One of the biggest jokes in the car industry is HOW inaccurate the 'supposed' published used car value prices and what you should pay prices from outlets like Kelly Blue Book and Edmunds.
We recently did a test where we picked a mainstream car (Hyundai Sonata) and checked the Edmunds 'What You Should Pay' price versus just opening up the newspaper and looking through the classifieds.
What we found was the Edmunds price was $5,000 MORE than the published ad in the Sunday paper.
On an $18k SONATA! LOLOL!
Or we can't tell you how many emails we get from people telling us they took the KBB used car price and went to a dealer and it was off by $5k and NOT in their favor!
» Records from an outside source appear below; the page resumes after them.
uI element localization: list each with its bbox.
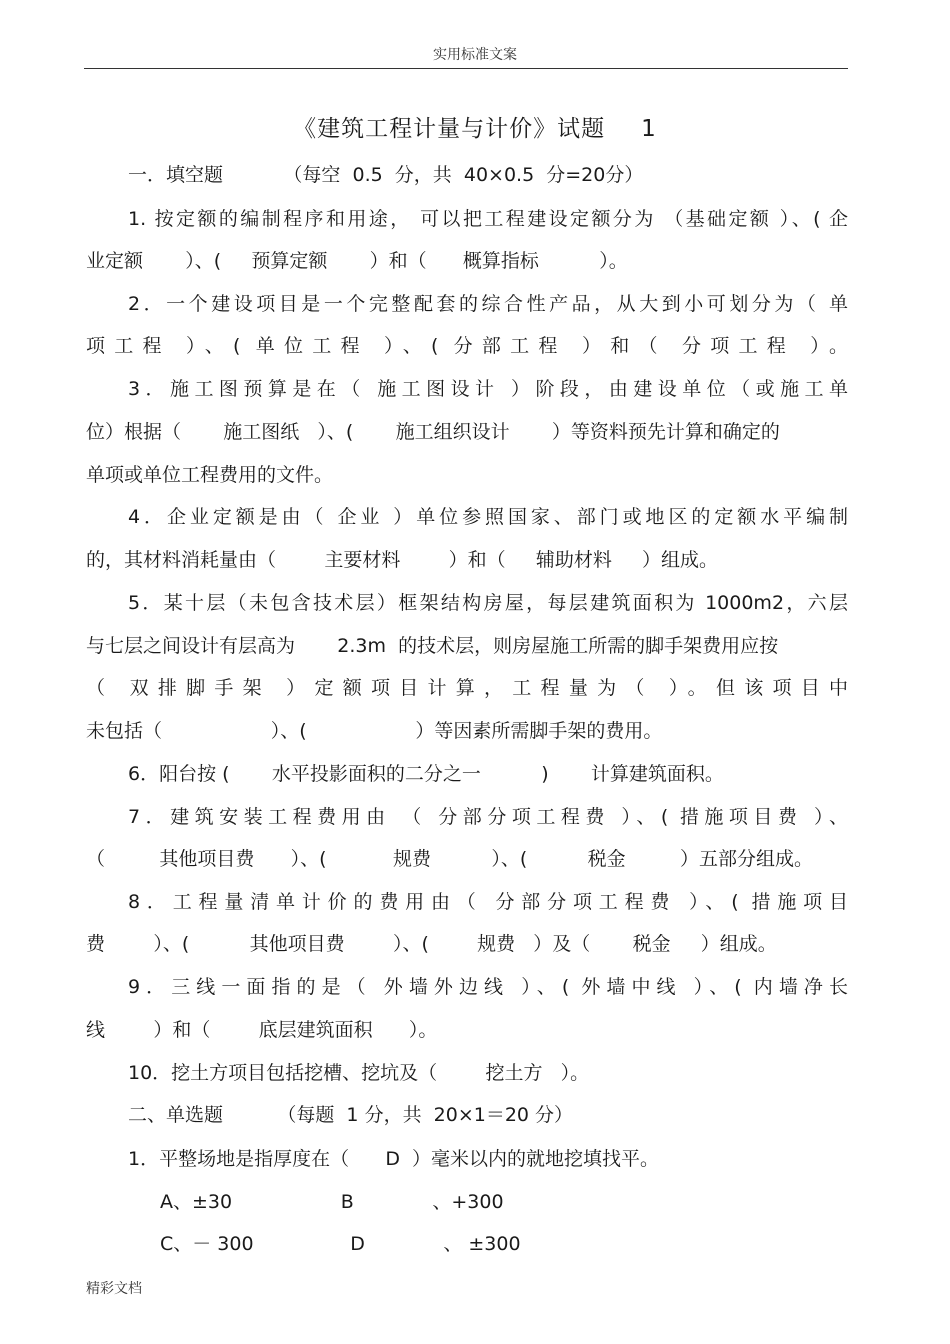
page-header: 实用标准文案 xyxy=(433,47,517,63)
text-line: （ 双排脚手架 ）定额项目计算，工程量为（ ）。但该项目中 xyxy=(86,677,848,699)
text-line: 线 ）和（ 底层建筑面积 ）。 xyxy=(86,1019,438,1041)
text-line: 3．施工图预算是在（ 施工图设计 ）阶段，由建设单位（或施工单 xyxy=(128,378,848,400)
text-line: 7．建筑安装工程费用由 （ 分部分项工程费 ）、( 措施项目费 ）、 xyxy=(128,806,848,828)
text-line: 8．工程量清单计价的费用由（ 分部分项工程费 ）、( 措施项目 xyxy=(128,891,848,913)
section-heading: 一．填空题 （每空 0.5 分，共 40×0.5 分=20分） xyxy=(128,164,644,186)
option-line: A、±30 B 、+300 xyxy=(160,1191,504,1213)
header-rule xyxy=(84,68,848,69)
text-line: 项工程 ）、( 单位工程 ）、( 分部工程 ）和（ 分项工程 ）。 xyxy=(86,335,848,357)
text-line: 4．企业定额是由（ 企业 ）单位参照国家、部门或地区的定额水平编制 xyxy=(128,506,848,528)
text-line: 位）根据（ 施工图纸 ）、( 施工组织设计 ）等资料预先计算和确定的 xyxy=(86,421,780,443)
text-line: 1. 按定额的编制程序和用途， 可以把工程建设定额分为 （基础定额 ）、( 企 xyxy=(128,208,848,230)
text-line: 单项或单位工程费用的文件。 xyxy=(86,464,334,486)
title-number: 1 xyxy=(641,116,657,142)
text-line: 6．阳台按 ( 水平投影面积的二分之一 ) 计算建筑面积。 xyxy=(128,763,724,785)
text-line: 10．挖土方项目包括挖槽、挖坑及（ 挖土方 ）。 xyxy=(128,1062,590,1084)
text-line: 9．三线一面指的是（ 外墙外边线 ）、( 外墙中线 ）、( 内墙净长 xyxy=(128,976,848,998)
text-line: 5．某十层（未包含技术层）框架结构房屋，每层建筑面积为 1000m2，六层 xyxy=(128,592,848,614)
text-line: 的，其材料消耗量由（ 主要材料 ）和（ 辅助材料 ）组成。 xyxy=(86,549,719,571)
title-text: 《建筑工程计量与计价》试题 xyxy=(293,116,606,142)
text-line: 与七层之间设计有层高为 2.3m 的技术层，则房屋施工所需的脚手架费用应按 xyxy=(86,635,779,657)
document-title xyxy=(0,110,950,143)
text-line: 业定额 ）、( 预算定额 ）和（ 概算指标 ）。 xyxy=(86,250,628,272)
section-heading: 二、单选题 （每题 1 分，共 20×1＝20 分） xyxy=(128,1104,574,1126)
text-line: 费 ）、( 其他项目费 ）、( 规费 ）及（ 税金 ）组成。 xyxy=(86,933,777,955)
question-line: 1．平整场地是指厚度在（ D ）毫米以内的就地挖填找平。 xyxy=(128,1148,660,1170)
text-line: 未包括（ ）、( ）等因素所需脚手架的费用。 xyxy=(86,720,663,742)
page-footer: 精彩文档 xyxy=(86,1281,142,1297)
option-line: C、－ 300 D 、 ±300 xyxy=(160,1233,521,1255)
text-line: 2．一个建设项目是一个完整配套的综合性产品，从大到小可划分为（ 单 xyxy=(128,293,848,315)
text-line: （ 其他项目费 ）、( 规费 ）、( 税金 ）五部分组成。 xyxy=(86,848,814,870)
So it's refreshing to see something accurate and well thought out from these 'IN THE TANK' outlets
Check this out and kudos to the writer...THESE are the things that HELP customers! MORE PLEASE!!!!
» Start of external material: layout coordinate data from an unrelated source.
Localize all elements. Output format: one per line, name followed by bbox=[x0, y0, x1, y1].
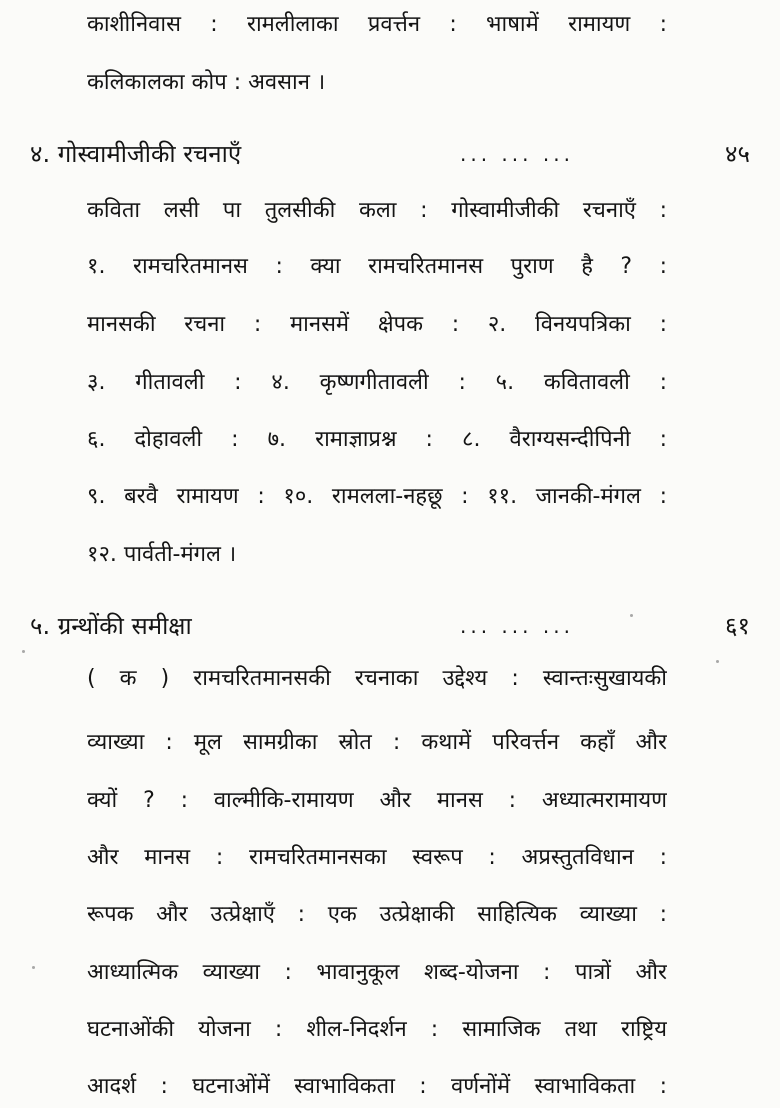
scan-speck bbox=[22, 650, 25, 653]
toc-entry-line: कविता लसी पा तुलसीकी कला : गोस्वामीजीकी रचनाएँ : bbox=[87, 198, 667, 223]
scan-speck bbox=[32, 966, 35, 969]
chapter-heading-4 bbox=[30, 136, 750, 172]
chapter-page-number: ६१ bbox=[725, 612, 750, 640]
chapter-title: ४. गोस्वामीजीकी रचनाएँ bbox=[30, 140, 242, 168]
chapter-page-number: ४५ bbox=[725, 140, 750, 168]
chapter-heading-5 bbox=[30, 608, 750, 644]
toc-entry-line: रूपक और उत्प्रेक्षाएँ : एक उत्प्रेक्षाकी साहित्यिक व्याख्या : bbox=[87, 902, 667, 927]
toc-entry-line: १२. पार्वती-मंगल । bbox=[87, 542, 237, 567]
toc-entry-line: ३. गीतावली : ४. कृष्णगीतावली : ५. कवितावली : bbox=[87, 370, 667, 395]
toc-entry-line: आध्यात्मिक व्याख्या : भावानुकूल शब्द-योजना : पात्रों और bbox=[87, 960, 667, 985]
toc-entry-line: ( क ) रामचरितमानसकी रचनाका उद्देश्य : स्वान्तःसुखायकी bbox=[87, 666, 667, 691]
toc-entry-line: और मानस : रामचरितमानसका स्वरूप : अप्रस्तुतविधान : bbox=[87, 845, 667, 870]
leader-dots: ... ... ... bbox=[460, 142, 574, 166]
scan-speck bbox=[630, 614, 633, 617]
leader-dots: ... ... ... bbox=[460, 614, 574, 638]
toc-entry-line: काशीनिवास : रामलीलाका प्रवर्त्तन : भाषामें रामायण : bbox=[87, 12, 667, 37]
toc-entry-line: क्यों ? : वाल्मीकि-रामायण और मानस : अध्यात्मरामायण bbox=[87, 788, 667, 813]
toc-entry-line: ९. बरवै रामायण : १०. रामलला-नहछू : ११. जानकी-मंगल : bbox=[87, 484, 667, 509]
toc-entry-line: आदर्श : घटनाओंमें स्वाभाविकता : वर्णनोंमें स्वाभाविकता : bbox=[87, 1074, 667, 1099]
toc-entry-line: व्याख्या : मूल सामग्रीका स्रोत : कथामें परिवर्त्तन कहाँ और bbox=[87, 730, 667, 755]
toc-entry-line: कलिकालका कोप : अवसान । bbox=[87, 70, 326, 95]
chapter-title: ५. ग्रन्थोंकी समीक्षा bbox=[30, 612, 192, 640]
toc-entry-line: मानसकी रचना : मानसमें क्षेपक : २. विनयपत्रिका : bbox=[87, 312, 667, 337]
toc-entry-line: १. रामचरितमानस : क्या रामचरितमानस पुराण है ? : bbox=[87, 254, 667, 279]
scan-speck bbox=[716, 660, 719, 663]
toc-entry-line: घटनाओंकी योजना : शील-निदर्शन : सामाजिक तथा राष्ट्रिय bbox=[87, 1017, 667, 1042]
toc-entry-line: ६. दोहावली : ७. रामाज्ञाप्रश्न : ८. वैराग्यसन्दीपिनी : bbox=[87, 427, 667, 452]
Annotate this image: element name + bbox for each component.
10 Fuel-Efficient Vehicles That May Make More Sense to Buy New vs. Used
In today’s tough economic environment, many consumers are looking to used vehicles to minimize their expenses. Fuel-efficient vehicles are at the top of many consumer shopping lists since fuel prices are at $3.80 per gallon nationally, an all-time high for this time of year. Those considering a slightly used one-year-old fuel-efficient vehicle may be surprised to learn that in many cases, a new car may be an option for a mere $20 more per month. Kelley Blue Book has identified 10 2011 model-year used fuel-efficient vehicles that have a current retail value near their original manufacturer’s suggested retail price (MSRP). We then compared them to their 2012 model-year new-vehicle counterpart. After crunching the numbers, Kelley Blue Book found that upgrading to a brand-new vehicle could be relatively inexpensive due to attractive financing opportunities and improved fuel-economy ratings.
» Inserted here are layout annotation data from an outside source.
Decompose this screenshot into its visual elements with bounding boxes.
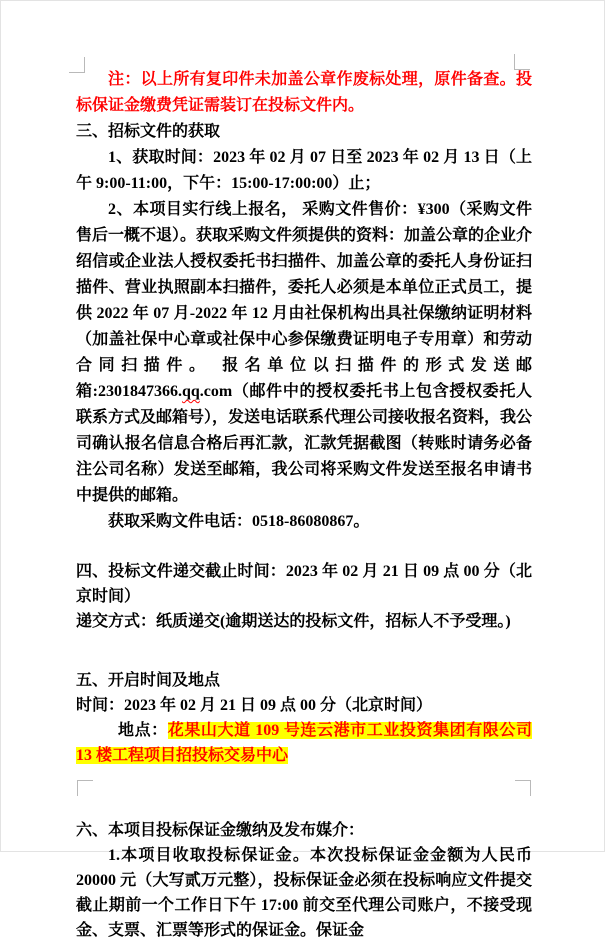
section4-delivery-method-line: 递交方式：纸质递交(逾期送达的投标文件，招标人不予受理。) [76,613,511,630]
section3-paragraph-registration [76,197,532,509]
section5 [76,668,532,768]
registration-text-after-email: （邮件中的授权委托书上包含授权委托人联系方式及邮箱号），发送电话联系代理公司接收报名资料，我公司确认报名信息合格后再汇款，汇款凭据截图（转账时请务必备注公司名称）发送至邮箱，我公司将采购文件发送至报名申请书中提供的邮箱。 [76,383,533,504]
blank-line [76,768,532,818]
registration-email-suffix: .com [199,383,233,400]
section6-bid-bond-paragraph: 1.本项目收取投标保证金。本次投标保证金金额为人民币 20000 元（大写贰万元整），投标保证金必须在投标响应文件提交截止期前一个工作日下午 17:00 前交至代理公司账户，不接受现金、支票、汇票等形式的保证金。保证金 [76,847,532,939]
section3-paragraph-phone: 获取采购文件电话：0518-86080867。 [108,513,370,530]
blank-line [76,535,532,559]
section3-paragraph-obtain-time: 1、获取时间：2023 年 02 月 07 日至 2023 年 02 月 13 日（上午 9:00-11:00，下午：15:00-17:00:00）止； [76,149,532,192]
copy-invalid-note: 注：以上所有复印件未加盖公章作废标处理，原件备查。投标保证金缴费凭证需装订在投标文件内。 [76,71,532,114]
section6-heading: 六、本项目投标保证金缴纳及发布媒介： [76,822,365,839]
document-body [76,67,532,943]
section6 [76,818,532,943]
section3-heading: 三、招标文件的获取 [76,123,221,140]
location-label: 地点： [118,722,168,739]
registration-email-spellcheck-flagged: qq [181,383,200,400]
section5-heading: 五、开启时间及地点 [76,672,221,689]
section4-deadline-line: 四、投标文件递交截止时间：2023 年 02 月 21 日 09 点 00 分（北京时间） [76,563,532,605]
registration-text-before-email: 2、本项目实行线上报名， 采购文件售价：¥300（采购文件售后一概不退）。获取采购文件须提供的资料：加盖公章的企业介绍信或企业法人授权委托书扫描件、加盖公章的委托人身份证扫描件、营业执照副本扫描件，委托人必须是本单位正式员工，提供 2022 年 07 月-2022 年 12 月由社保机构出具社保缴纳证明材料（加盖社保中心章或社保中心参保缴费证明电子专用章）和劳动合同扫描件。 报名单位以扫描件的形式发送邮箱: [76,201,533,400]
section5-location-line [76,718,532,768]
location-highlighted-value: 花果山大道 109 号连云港市工业投资集团有限公司 13 楼工程项目招投标交易中心 [76,722,532,764]
blank-line [76,634,532,668]
section4 [76,559,532,634]
section5-open-time-line: 时间：2023 年 02 月 21 日 09 点 00 分（北京时间） [76,697,433,714]
registration-email-prefix: 2301847366. [97,383,182,400]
Leading the list is the redesigned 2012 Subaru Impreza, which is $25 per month cheaper than a comparable used 2011 Impreza. This mostly is due to the 8-mpg improvement in fuel economy from the previous generation model. The Hyundai Elantra is another vehicle that topped our list, coming in at a mere $7 monthly premium from a used 2011 model. According to Kelley Blue Book data, a used 2011 Elantra can be owned for a mere $546 less than a brand new 2012 model, likely due to high demand and limited supply of the latest generation Elantra. The 2011 redesign has been well received and currently is holding its value extraordinarily well in the marketplace. Buyers looking for a little more room can purchase a new Chevrolet Equinox for only $1,226 more than its one-year-old counterpart. The $1,226 premium for a new Equinox only amounts to $9 more per month after factoring in the available 2.9 percent APR. Consumers looking to save a bit more certainly can consider an older used vehicle, but in the cases highlighted below, buying new may make more sense than buying used.